Howarth’s findings “have implications for LNG production in the U.S., which is the world’s largest exporter, after it lifted an export ban in 2016,” with most of the production coming from fracking operations in Texas and Louisiana, writes Cornell Chronicle, the university’s in-house newsletter.
Liquefying gas by cooling it to -260°F/-162°C makes it easier to ship, “but that mode of transportation comes at an environmental cost,” Chronicle explains. “The ships with two- or four-stroke engines that transport LNG have lower carbon dioxide emissions than steam-powered ships. But as those stroke-engine vessels burn LNG during storage and transportation, methane slips through as emitted exhaust gas, putting more into the atmosphere.”
With a two-stroke engine tanker powered by LNG, the paper says, 47% of the climate footprint comes from extracting and transporting the gas, while another 36% occurs when the gas reaches its final customer and is used as directed. Liquefaction accounts for 8.8%, tanker transport for another 5.2%.
“This whole process is much more energy intensive than coal,” Howarth told the Guardian. “The science is pretty clear here: it’s wishful thinking that the gas miraculously moves overseas without any emissions.”
All of which makes it a “global priority” to rapidly move away from all fossil fuels, gas as well as coal, rather than buying into the “massive infrastructure expenditures” that would be needed to expand LNG exports, Howarth concludes in his paper. “A far better approach is to use financial resources to build a fossil-fuel-free future as rapidly as possible.”
The Guardian says this latest paper by Howarth, whose cautions and critiques about shale gas production date back at least to 2012, “caused something of a firestorm before its publication, with a draft of the study highlighted by climate campaigners such as Bill McKibben to the extent it was reportedly a factor in a decision earlier this year by the Biden administration to pause all new export permits for LNG projects.” That has the gas lobby, congressional Republicans, and some energy experts maintaining the paper overstates LNG emissions.
“It’s hard to swallow,” Louisiana energy consultant and researcher David Dismukes told The Guardian. “Does gas have a climate impact?

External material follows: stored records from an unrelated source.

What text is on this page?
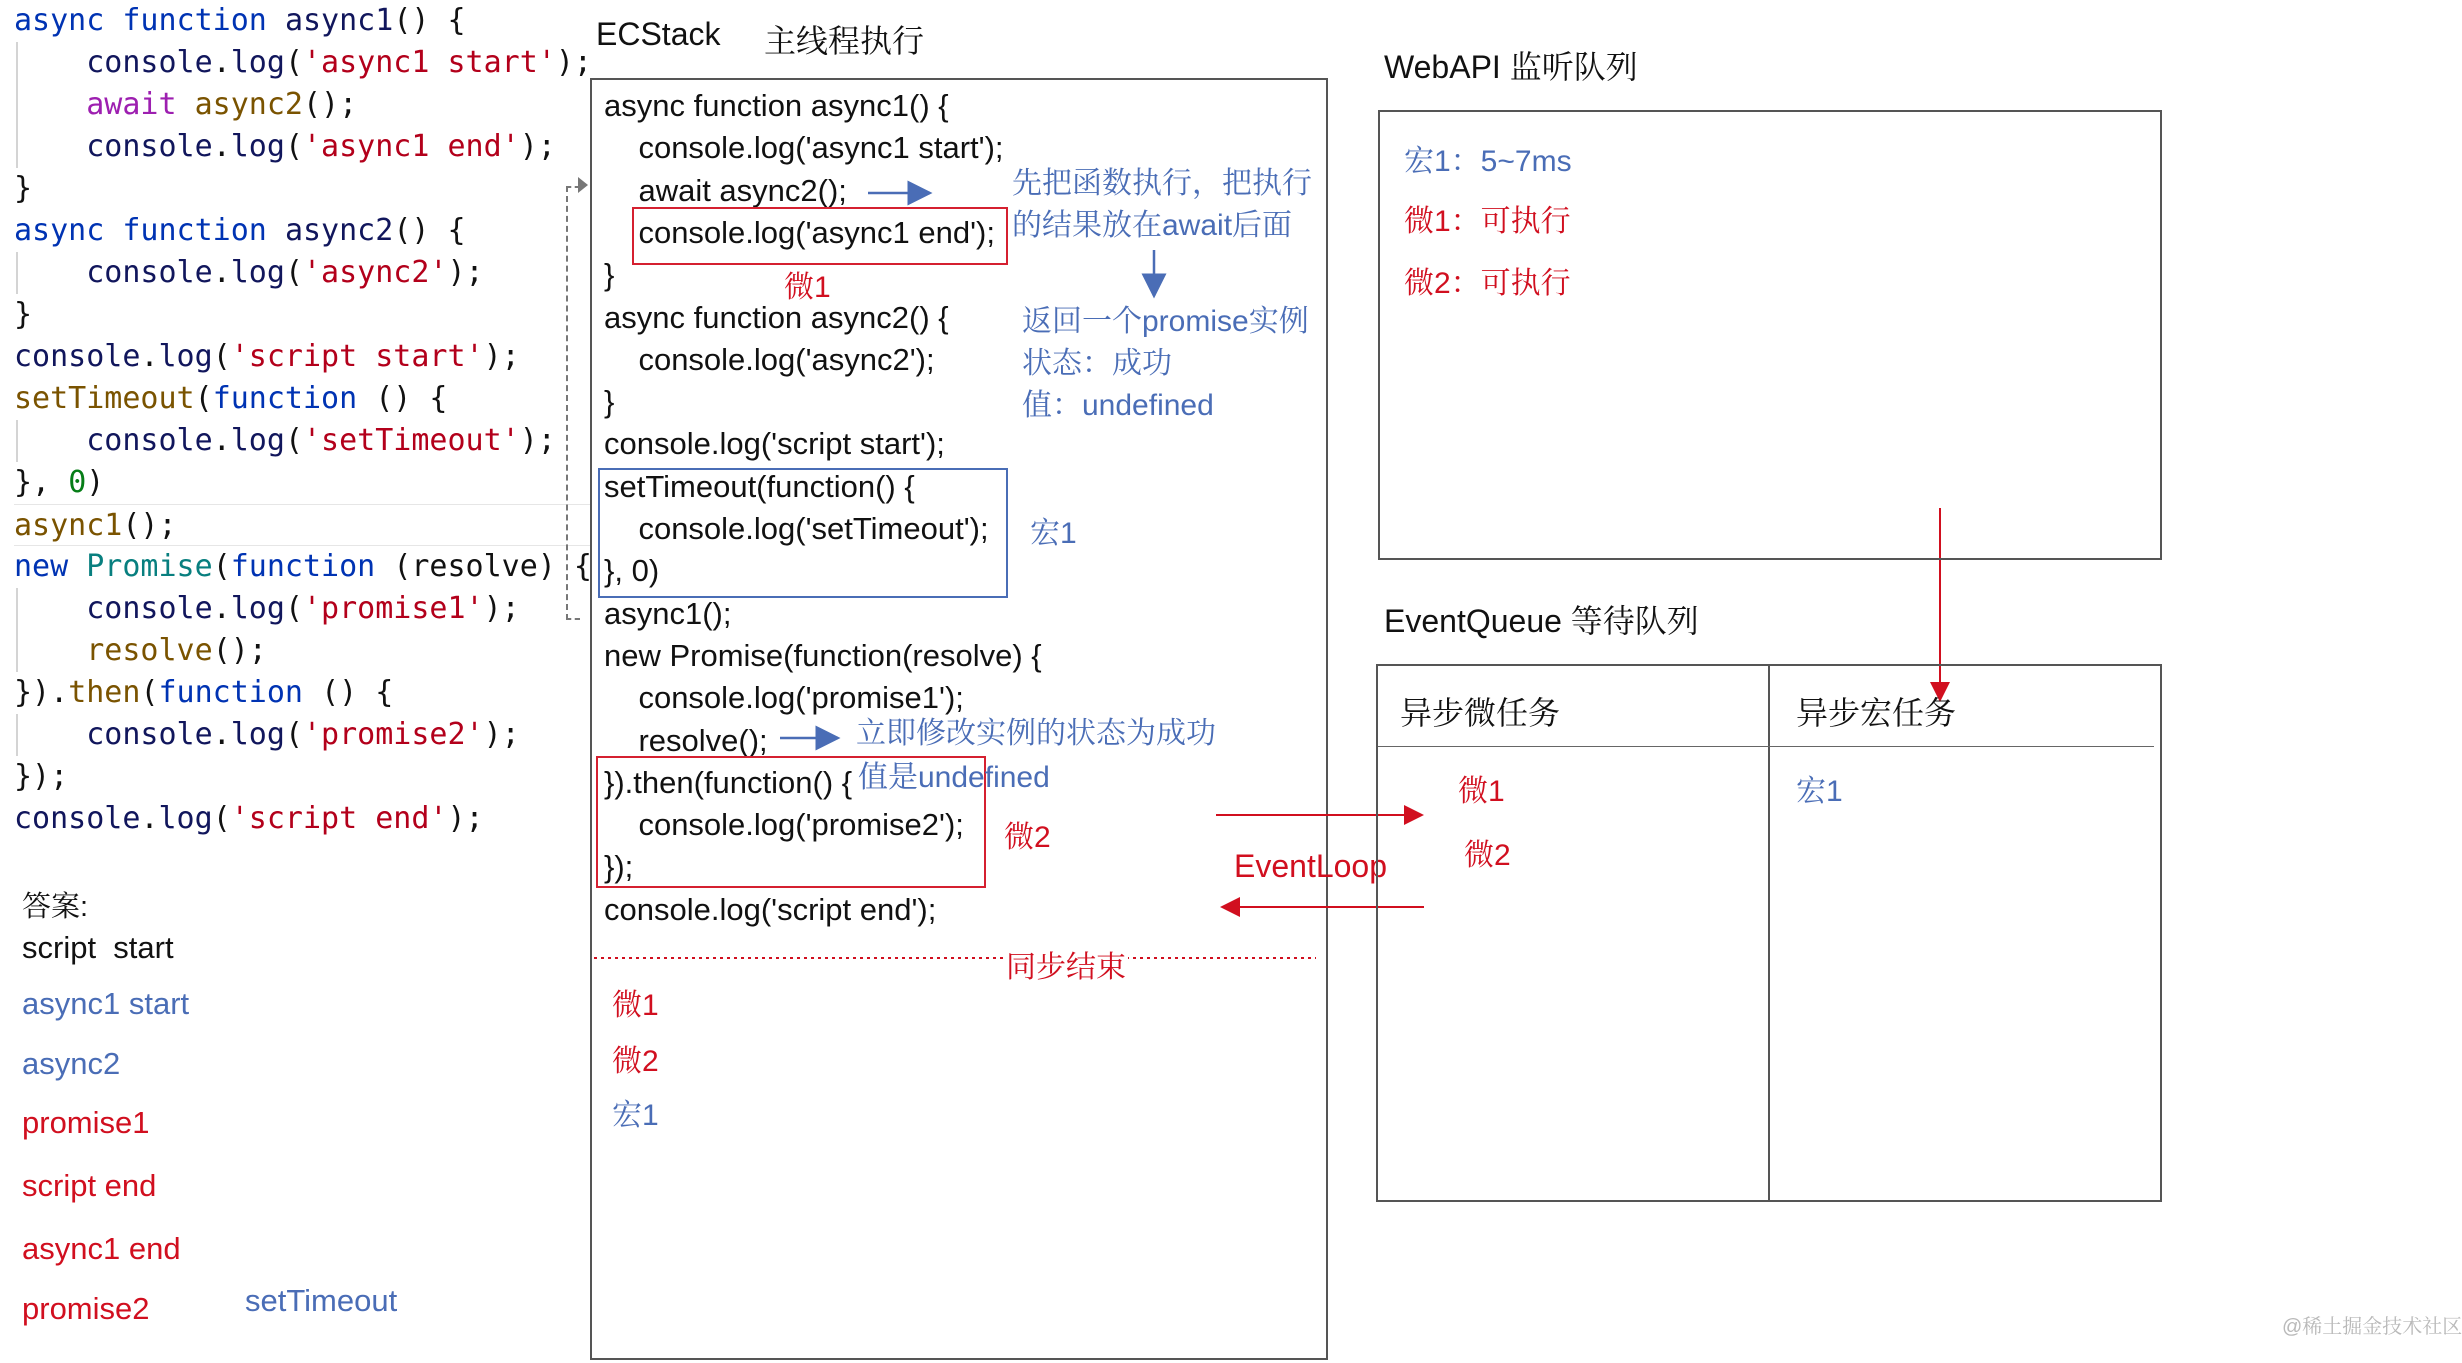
async function async1() {
console.log('async1 start');
await async2();
console.log('async1 end');
}
async function async2() {
console.log('async2');
}
console.log('script start');
setTimeout(function () {
console.log('setTimeout');
}, 0)
async1();
new Promise(function (resolve) {
console.log('promise1');
resolve();
}).then(function () {
console.log('promise2');
});
console.log('script end');
答案:
script  start
async1 start
async2
promise1
script end
async1 end
promise2	setTimeout
ECStack 主线程执行
async function async1() {
console.log('async1 start');
await async2();
console.log('async1 end');
}
async function async2() {
console.log('async2');
}
console.log('script start');
setTimeout(function() {
console.log('setTimeout');
}, 0)
async1();
new Promise(function(resolve) {
console.log('promise1');
resolve();
}).then(function() {
console.log('promise2');
});
console.log('script end');
先把函数执行，把执行
的结果放在await后面
微1
返回一个promise实例
状态：成功
值：undefined
宏1
立即修改实例的状态为成功
值是undefined
微2
EventLoop
同步结束
微1
微2
宏1
WebAPI 监听队列
宏1：5~7ms
微1：可执行
微2：可执行
EventQueue 等待队列
异步微任务	异步宏任务
微1
微2
宏1
@稀土掘金技术社区
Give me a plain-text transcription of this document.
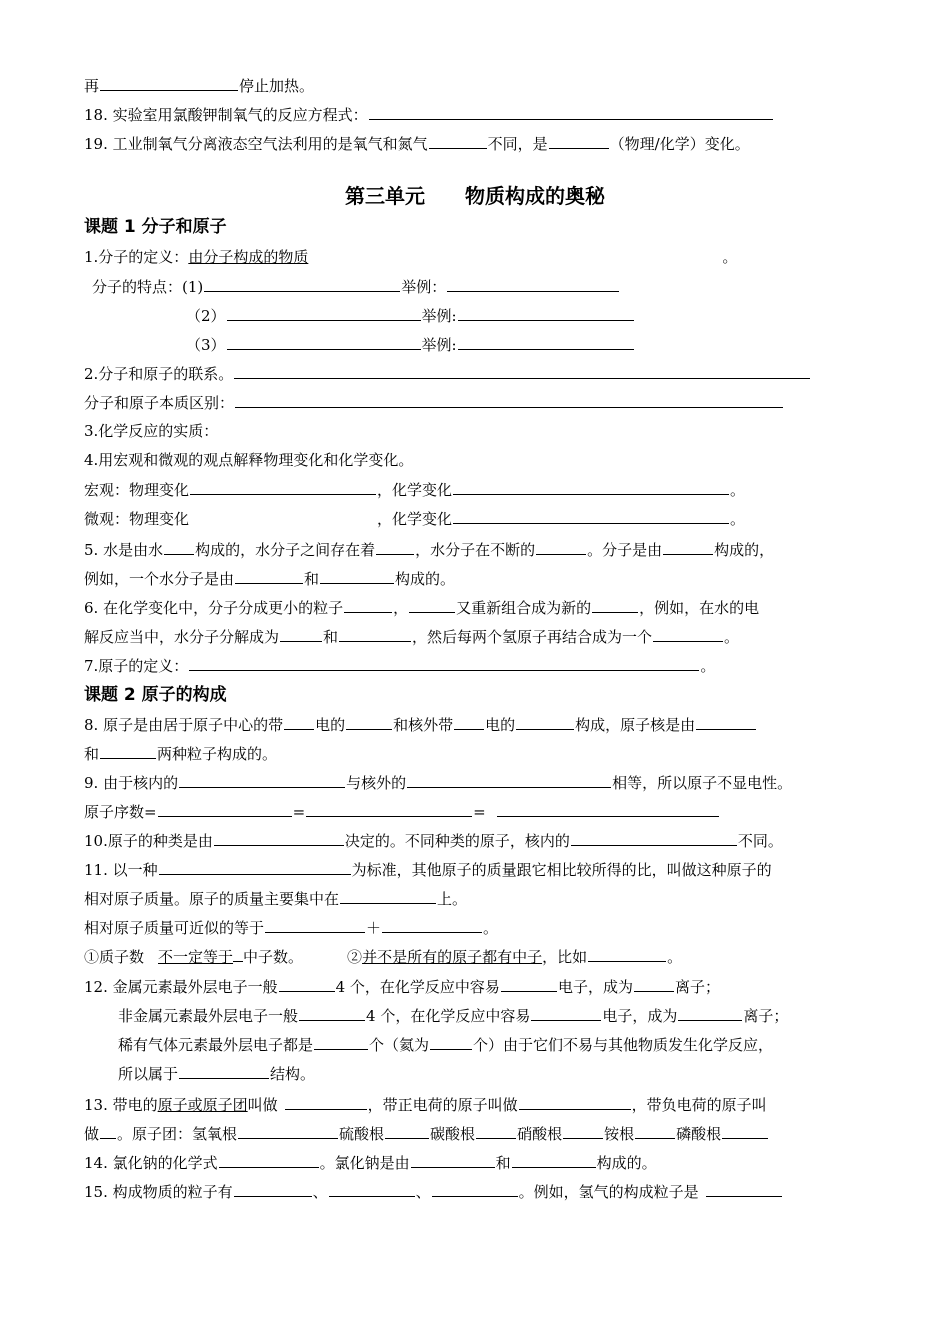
再	停止加热。
18. 实验室用氯酸钾制氧气的反应方程式：
19. 工业制氧气分离液态空气法利用的是氧气和氮气	不同，是	（物理/化学）变化。
第三单元 物质构成的奥秘
课题 1 分子和原子
1.分子的定义：由分子构成的物质	。
分子的特点：(1)	举例：
（2）	举例:
（3）	举例:
2.分子和原子的联系。
分子和原子本质区别：
3.化学反应的实质：
4.用宏观和微观的观点解释物理变化和化学变化。
宏观：物理变化	，化学变化	。
微观：物理变化	，化学变化	。
5. 水是由水 构成的，水分子之间存在着	，水分子在不断的	。分子是由	构成的，
例如，一个水分子是由	和	构成的。
6. 在化学变化中，分子分成更小的粒子	，	又重新组合成为新的	，例如，在水的电
解反应当中，水分子分解成为	和	，然后每两个氢原子再结合成为一个	。
7.原子的定义：	。
课题 2 原子的构成
8. 原子是由居于原子中心的带 电的	和核外带 电的	构成，原子核是由
和	两种粒子构成的。
9. 由于核内的	与核外的	相等，所以原子不显电性。
原子序数=	=	=
10.原子的种类是由	决定的。不同种类的原子，核内的	不同。
11. 以一种	为标准，其他原子的质量跟它相比较所得的比，叫做这种原子的
相对原子质量。原子的质量主要集中在	上。
相对原子质量可近似的等于	＋	。
①质子数 不一定等于 中子数。	②并不是所有的原子都有中子，比如	。
12. 金属元素最外层电子一般	4 个，在化学反应中容易	电子，成为	离子；
非金属元素最外层电子一般	4 个，在化学反应中容易	电子，成为	离子；
稀有气体元素最外层电子都是	个（氦为	个）由于它们不易与其他物质发生化学反应，
所以属于	结构。
13. 带电的原子或原子团叫做	，带正电荷的原子叫做	，带负电荷的原子叫
做 。原子团：氢氧根	硫酸根	碳酸根	硝酸根	铵根	磷酸根
14. 氯化钠的化学式	。氯化钠是由	和	构成的。
15. 构成物质的粒子有	、	、	。例如，氢气的构成粒子是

Absolutely. But is it worse than coal? Come on.”
Howarth said that pushback triggered “more peer review than I’ve ever had before,” with eight other scientists involved in five rounds of review. “I don’t consider the criticism valid at all,” he said “It feels like a political job.”
Duke University climate scientist Drew Shindell, who was not involved in the study, said Howarth’s findings are plausible.
“Bob’s study adds to a lot of literature now that shows the industry’s argument for gas is undermined by the option to go to renewables,” Shindell said. “The debate isn’t really about whether gas is slightly better or worse than coal, though. It should be about how both are terrible and that we need to get rid of both of them.”